I'm no stranger to nailing myself to the crosses of the movies I like that no one else does. This is certainly not an occasion for martyrdom for several reasons: 1.) my airtight defense of Rob's 2009 H2 didn't exactly illuminate the truly dim, 2.) I'm not spilling any blood over this B-/C+ afternoon waster, and 3.) if there's enough of a backlash to create a noticeable dip after its strong opening weekend, maybe we can scare the money people into their offices to place some calls re. "how do we move away from slashers?" People don't know how the hell to articulate what they want, but as I get older it's becoming apparent that it differs from I want. Once this trilogy ends, they can still "reenvision" it, prequelize it, fart out a "limited series event"-- if not, I heard Jason's back on the market so I'm sure they'll try n' make that oatmeal interesting yet again.

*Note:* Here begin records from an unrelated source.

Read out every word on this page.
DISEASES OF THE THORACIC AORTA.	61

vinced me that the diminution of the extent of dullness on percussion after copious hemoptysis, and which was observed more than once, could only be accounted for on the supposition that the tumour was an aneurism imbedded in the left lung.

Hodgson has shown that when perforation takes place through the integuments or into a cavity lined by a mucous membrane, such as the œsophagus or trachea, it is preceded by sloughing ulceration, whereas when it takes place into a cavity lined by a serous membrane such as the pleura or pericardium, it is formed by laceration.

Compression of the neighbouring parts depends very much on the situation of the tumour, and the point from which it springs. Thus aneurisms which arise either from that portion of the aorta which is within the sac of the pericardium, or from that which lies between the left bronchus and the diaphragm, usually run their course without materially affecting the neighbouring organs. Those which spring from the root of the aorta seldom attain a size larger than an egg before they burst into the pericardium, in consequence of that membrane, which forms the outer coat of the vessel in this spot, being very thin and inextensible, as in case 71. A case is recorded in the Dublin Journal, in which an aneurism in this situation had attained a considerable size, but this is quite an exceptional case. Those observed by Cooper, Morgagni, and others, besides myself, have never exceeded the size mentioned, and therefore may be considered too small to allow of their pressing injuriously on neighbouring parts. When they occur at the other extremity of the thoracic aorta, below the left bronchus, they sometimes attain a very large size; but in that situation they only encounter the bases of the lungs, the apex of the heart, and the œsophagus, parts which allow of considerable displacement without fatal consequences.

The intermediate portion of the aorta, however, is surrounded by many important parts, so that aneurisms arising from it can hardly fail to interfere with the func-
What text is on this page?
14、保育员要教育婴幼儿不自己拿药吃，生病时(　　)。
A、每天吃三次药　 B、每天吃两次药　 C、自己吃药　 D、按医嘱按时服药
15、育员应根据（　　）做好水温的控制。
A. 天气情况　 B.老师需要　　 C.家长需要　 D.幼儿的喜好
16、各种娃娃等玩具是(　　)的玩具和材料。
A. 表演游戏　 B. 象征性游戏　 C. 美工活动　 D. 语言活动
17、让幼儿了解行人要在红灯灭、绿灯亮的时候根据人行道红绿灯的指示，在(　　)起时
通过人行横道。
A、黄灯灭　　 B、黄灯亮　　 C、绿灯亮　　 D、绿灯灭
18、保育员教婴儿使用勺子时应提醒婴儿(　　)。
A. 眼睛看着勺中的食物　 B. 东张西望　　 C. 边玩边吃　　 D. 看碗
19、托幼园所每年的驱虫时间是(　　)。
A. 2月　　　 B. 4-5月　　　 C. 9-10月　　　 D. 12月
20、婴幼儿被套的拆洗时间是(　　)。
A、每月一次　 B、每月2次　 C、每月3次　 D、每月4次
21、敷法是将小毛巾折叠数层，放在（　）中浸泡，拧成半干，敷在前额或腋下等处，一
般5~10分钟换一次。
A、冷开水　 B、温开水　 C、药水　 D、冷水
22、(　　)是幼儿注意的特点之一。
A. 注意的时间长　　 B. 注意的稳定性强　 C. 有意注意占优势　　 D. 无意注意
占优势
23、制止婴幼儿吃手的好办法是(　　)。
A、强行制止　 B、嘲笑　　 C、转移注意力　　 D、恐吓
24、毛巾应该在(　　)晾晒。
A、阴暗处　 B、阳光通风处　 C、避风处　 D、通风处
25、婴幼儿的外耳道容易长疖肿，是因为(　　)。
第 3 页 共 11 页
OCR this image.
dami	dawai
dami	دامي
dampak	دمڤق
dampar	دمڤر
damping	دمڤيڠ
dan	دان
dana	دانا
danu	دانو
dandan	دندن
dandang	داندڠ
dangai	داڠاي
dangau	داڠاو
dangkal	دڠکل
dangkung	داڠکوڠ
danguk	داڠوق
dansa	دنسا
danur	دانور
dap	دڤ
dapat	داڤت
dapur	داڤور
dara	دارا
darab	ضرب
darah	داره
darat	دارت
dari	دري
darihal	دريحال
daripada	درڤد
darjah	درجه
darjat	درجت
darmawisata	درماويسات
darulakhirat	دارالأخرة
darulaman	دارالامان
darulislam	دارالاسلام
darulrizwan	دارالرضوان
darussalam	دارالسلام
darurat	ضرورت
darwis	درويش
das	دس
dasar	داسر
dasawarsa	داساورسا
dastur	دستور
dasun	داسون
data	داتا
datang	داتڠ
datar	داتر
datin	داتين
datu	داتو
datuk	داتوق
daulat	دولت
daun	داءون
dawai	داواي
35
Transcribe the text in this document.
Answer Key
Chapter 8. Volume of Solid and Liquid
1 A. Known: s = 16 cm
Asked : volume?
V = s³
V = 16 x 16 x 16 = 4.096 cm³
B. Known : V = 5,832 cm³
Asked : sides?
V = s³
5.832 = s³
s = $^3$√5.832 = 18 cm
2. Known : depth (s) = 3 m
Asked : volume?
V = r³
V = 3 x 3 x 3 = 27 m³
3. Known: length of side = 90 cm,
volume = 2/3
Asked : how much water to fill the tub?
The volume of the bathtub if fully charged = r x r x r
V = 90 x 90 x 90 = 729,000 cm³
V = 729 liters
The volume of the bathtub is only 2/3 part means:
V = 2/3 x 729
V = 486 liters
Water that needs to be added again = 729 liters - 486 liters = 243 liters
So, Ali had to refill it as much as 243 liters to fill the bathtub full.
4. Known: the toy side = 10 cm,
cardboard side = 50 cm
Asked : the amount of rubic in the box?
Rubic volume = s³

So what else? Slumber Party Massacre? Check. Black Christmas? Double check. While Scream (1996) springboarded I Know What You Did..., Urban Legend, Teaching Mrs. Tingle, Valentine, Cherry Falls, and other "original" material, it also opened the window to Prom Night, When a Stranger Calls, My Bloody Valentine, a couple Halloweens, several Chainsaw Massacres, and a Friday the 13th. Dozens of various other genre remakes aside, once a groove is approved, they're gonna keep spending money to make money. Our money. Blumhouse's milquetoast Michael continuation was just safe enough to have critics and fans alike exclaiming "Meh, why not." If that's enough for us, that's enough for them. Evil, predictably, does not die tonight.